Aber jetzt zum Gedankenspiel:
Zwei Freuen laufen neben einander im geringen Abstand durch die Stadt, die eine hat eine Burka an, die andere ist nackt. Was würde passieren? Ich denke, das so gut wie überall die nackte Frau ein Ordnungswidrigkeitverfahren nach §118 bekommen würde, entweder direkt oder zumindest, wenn sie nicht der Aufforderung nachkommen würde, sich anzuziehen. Der Frau in der Burka wird (meiner Meinung nach vollkommen richtig) nichts passieren.
Jetzt schauen wir uns (mal wieder) den §118 OWIG an:
§ 118 Belästigung der Allgemeinheit
(1) Ordnungswidrig handelt, wer eine grob ungehörige Handlung vornimmt, die geeignet ist, die Allgemeinheit zu belästigen oder zu gefährden und die öffentliche Ordnung zu beeinträchtigen.
(2) Die Ordnungswidrigkeit kann mit einer Geldbuße geahndet werden, wenn die Handlung nicht nach anderen Vorschriften geahndet werden kann.
Absatz 2 ist hier in beiden Fällen irrelevant, also holen wir uns noch die Definition von "grob ungehörig"
Eine grob ungehörige Handlung ist eine Handlung, die "objektiv jenes Minimum an Regeln grob verletzt, ohne deren Beachtung auch eine für Entwicklungen offene Gesellschaft nicht auskommt." (Göhler, OWiG,13. Aufl., 2002, § 118 Rn. 4).
So wird ja regelmäßig in Bezug auf Nackheit in der Öffentlichkeit argumentiert. Gehört es aber auch nicht zu dem "Minimum an Regeln", dass man jemanden, den man anschaut, auch ins Gesicht sehen kann? Verrät mir die Mimik eines fremden Menschen nicht mehr als sein Körper? Sollte der erste Blick zu einem Fremden nicht in das Gesicht anstatt auf seinen Geschlechtsteile sein? Ist das Schamgefühl wichtiger als das Sicherheitsgefühl - wobei meiner Meinung nach bei diesen Fällen beide nicht objektiv verletzt werden. Das ist der Knackpunkt bei diesem Gedankenspiel.
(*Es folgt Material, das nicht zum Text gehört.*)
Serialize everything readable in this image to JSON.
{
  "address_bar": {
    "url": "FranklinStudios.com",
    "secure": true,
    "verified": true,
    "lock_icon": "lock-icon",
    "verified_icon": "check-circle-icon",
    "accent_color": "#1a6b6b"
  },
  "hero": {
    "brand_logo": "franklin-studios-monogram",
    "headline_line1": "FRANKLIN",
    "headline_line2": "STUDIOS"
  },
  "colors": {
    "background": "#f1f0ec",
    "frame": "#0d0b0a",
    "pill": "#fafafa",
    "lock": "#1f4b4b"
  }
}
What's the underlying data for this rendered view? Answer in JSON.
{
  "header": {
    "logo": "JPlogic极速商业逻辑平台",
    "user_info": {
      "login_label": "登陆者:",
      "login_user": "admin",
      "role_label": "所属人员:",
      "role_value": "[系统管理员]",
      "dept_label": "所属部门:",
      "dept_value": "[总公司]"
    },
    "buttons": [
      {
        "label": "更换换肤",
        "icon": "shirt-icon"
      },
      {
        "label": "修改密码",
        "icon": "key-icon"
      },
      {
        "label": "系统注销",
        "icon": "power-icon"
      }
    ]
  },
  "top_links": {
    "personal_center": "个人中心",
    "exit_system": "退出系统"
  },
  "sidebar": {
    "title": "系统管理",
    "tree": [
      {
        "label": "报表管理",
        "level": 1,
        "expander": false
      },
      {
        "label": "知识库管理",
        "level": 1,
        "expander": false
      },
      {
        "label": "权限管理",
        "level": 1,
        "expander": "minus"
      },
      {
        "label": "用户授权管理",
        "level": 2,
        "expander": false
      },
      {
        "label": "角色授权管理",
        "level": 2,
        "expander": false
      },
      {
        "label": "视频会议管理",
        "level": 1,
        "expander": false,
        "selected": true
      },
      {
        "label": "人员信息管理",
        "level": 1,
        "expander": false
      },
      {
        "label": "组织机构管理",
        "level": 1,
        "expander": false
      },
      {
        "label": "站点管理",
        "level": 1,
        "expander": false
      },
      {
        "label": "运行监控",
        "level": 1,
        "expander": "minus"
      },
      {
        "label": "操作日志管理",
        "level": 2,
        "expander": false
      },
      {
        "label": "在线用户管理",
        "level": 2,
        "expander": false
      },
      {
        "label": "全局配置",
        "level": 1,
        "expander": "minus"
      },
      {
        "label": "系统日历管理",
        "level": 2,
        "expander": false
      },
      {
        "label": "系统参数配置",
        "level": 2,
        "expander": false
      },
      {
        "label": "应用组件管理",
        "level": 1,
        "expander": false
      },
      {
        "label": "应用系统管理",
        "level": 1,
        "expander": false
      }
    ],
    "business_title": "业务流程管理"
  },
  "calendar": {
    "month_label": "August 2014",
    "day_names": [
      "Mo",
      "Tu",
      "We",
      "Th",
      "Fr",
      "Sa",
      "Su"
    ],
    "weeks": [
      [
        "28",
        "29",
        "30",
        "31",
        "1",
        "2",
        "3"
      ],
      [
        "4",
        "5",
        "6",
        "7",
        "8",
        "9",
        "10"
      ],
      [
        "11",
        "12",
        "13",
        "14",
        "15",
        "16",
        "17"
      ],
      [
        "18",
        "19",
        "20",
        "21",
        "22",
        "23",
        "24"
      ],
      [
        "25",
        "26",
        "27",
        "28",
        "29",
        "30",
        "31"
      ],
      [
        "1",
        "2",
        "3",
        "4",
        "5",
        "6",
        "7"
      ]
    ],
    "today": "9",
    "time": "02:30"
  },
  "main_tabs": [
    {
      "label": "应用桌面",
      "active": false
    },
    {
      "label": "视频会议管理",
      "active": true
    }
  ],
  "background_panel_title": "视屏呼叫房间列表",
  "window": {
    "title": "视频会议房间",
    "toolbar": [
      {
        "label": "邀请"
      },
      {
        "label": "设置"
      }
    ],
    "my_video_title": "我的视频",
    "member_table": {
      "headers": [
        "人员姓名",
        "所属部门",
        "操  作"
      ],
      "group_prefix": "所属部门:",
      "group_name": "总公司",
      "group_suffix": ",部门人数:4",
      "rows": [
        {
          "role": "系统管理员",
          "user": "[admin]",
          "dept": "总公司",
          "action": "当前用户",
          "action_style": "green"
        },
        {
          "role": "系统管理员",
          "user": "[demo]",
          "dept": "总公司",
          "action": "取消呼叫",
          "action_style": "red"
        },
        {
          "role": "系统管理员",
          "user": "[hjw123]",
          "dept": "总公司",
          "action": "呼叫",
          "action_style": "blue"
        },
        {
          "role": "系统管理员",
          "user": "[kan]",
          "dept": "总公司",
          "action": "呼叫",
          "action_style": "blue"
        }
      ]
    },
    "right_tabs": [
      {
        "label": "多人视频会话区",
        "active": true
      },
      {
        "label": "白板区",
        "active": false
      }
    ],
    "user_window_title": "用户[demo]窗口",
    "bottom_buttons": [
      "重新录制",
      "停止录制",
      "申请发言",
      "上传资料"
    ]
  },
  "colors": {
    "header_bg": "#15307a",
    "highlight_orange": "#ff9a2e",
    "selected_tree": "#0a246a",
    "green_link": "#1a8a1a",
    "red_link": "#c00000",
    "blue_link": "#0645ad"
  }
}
Denn die weiteren Teile des §118 werden ja in in beiden Fällen gleichermassen tangiert, wenn man, so wie es die Gerichte in diesen Fällen immer getan haben, die Mehrheit der Bevölkerung als Maßstab nimmt, ist diese sowohl gegen Nackte als auch gegen Burkas in der Fußgängerzone. Und in beiden Fällen kann es durch Proteste radikaler Teile der Bevölkerung gegen das Verhalten zu einer Beeinträchtigung der öffentlichen Ordnung kommen.
Worauf ich hinaus will: Wenn eine Gesellschaft eine Vollverschleierung ertragen muss, muss sie dann nicht auch den Anblick eines nackten Körpers ertragen? Kann man ein Extrem erlauben aber das andere verbieten, obwohl es beiden Fällen nicht um ein "Gefähdrungspotential" für die öffentliche Ordnung sondern um persönliche Empfindungen einer Mehrheit geht?
Ich würde gerne eure Meinung hierzu wissen und bitte lasst dabei den Islam aus dem Spiel, darum geht es ja nicht. Natürlich wird in diesem Fall das Thema Religionsfreiheit immer eine Rolle spielen, aber wiegt die schwerer als §2 Grundgesetz?
Artikel 2
(1) Jeder hat das Recht auf die freie Entfaltung seiner Persönlichkeit, soweit er nicht die Rechte anderer verletzt und nicht gegen die verfassungsmäßige Ordnung oder das Sittengesetz verstößt.
(2) Jeder hat das Recht auf Leben und körperliche Unversehrtheit. Die Freiheit der Person ist unverletzlich. In diese Rechte darf nur auf Grund eines Gesetzes eingegriffen werden.
Zu der Sache mit dem "Sittengesetz" hat Michael G. hier ja mal einen interessanten Beitrag geschrieben: https://www.fkk-freunde.info/viewtopic. ... 270#p26062.
P.S.: Mir ist klar, dass man dieses Gedankenspiel auch als Argumentation für die Ahndung des Burkatragens nach §118 benutzen kann, aber das möchte ich nicht erreichen. Meine Intention sollte in diesem Forum klar sein.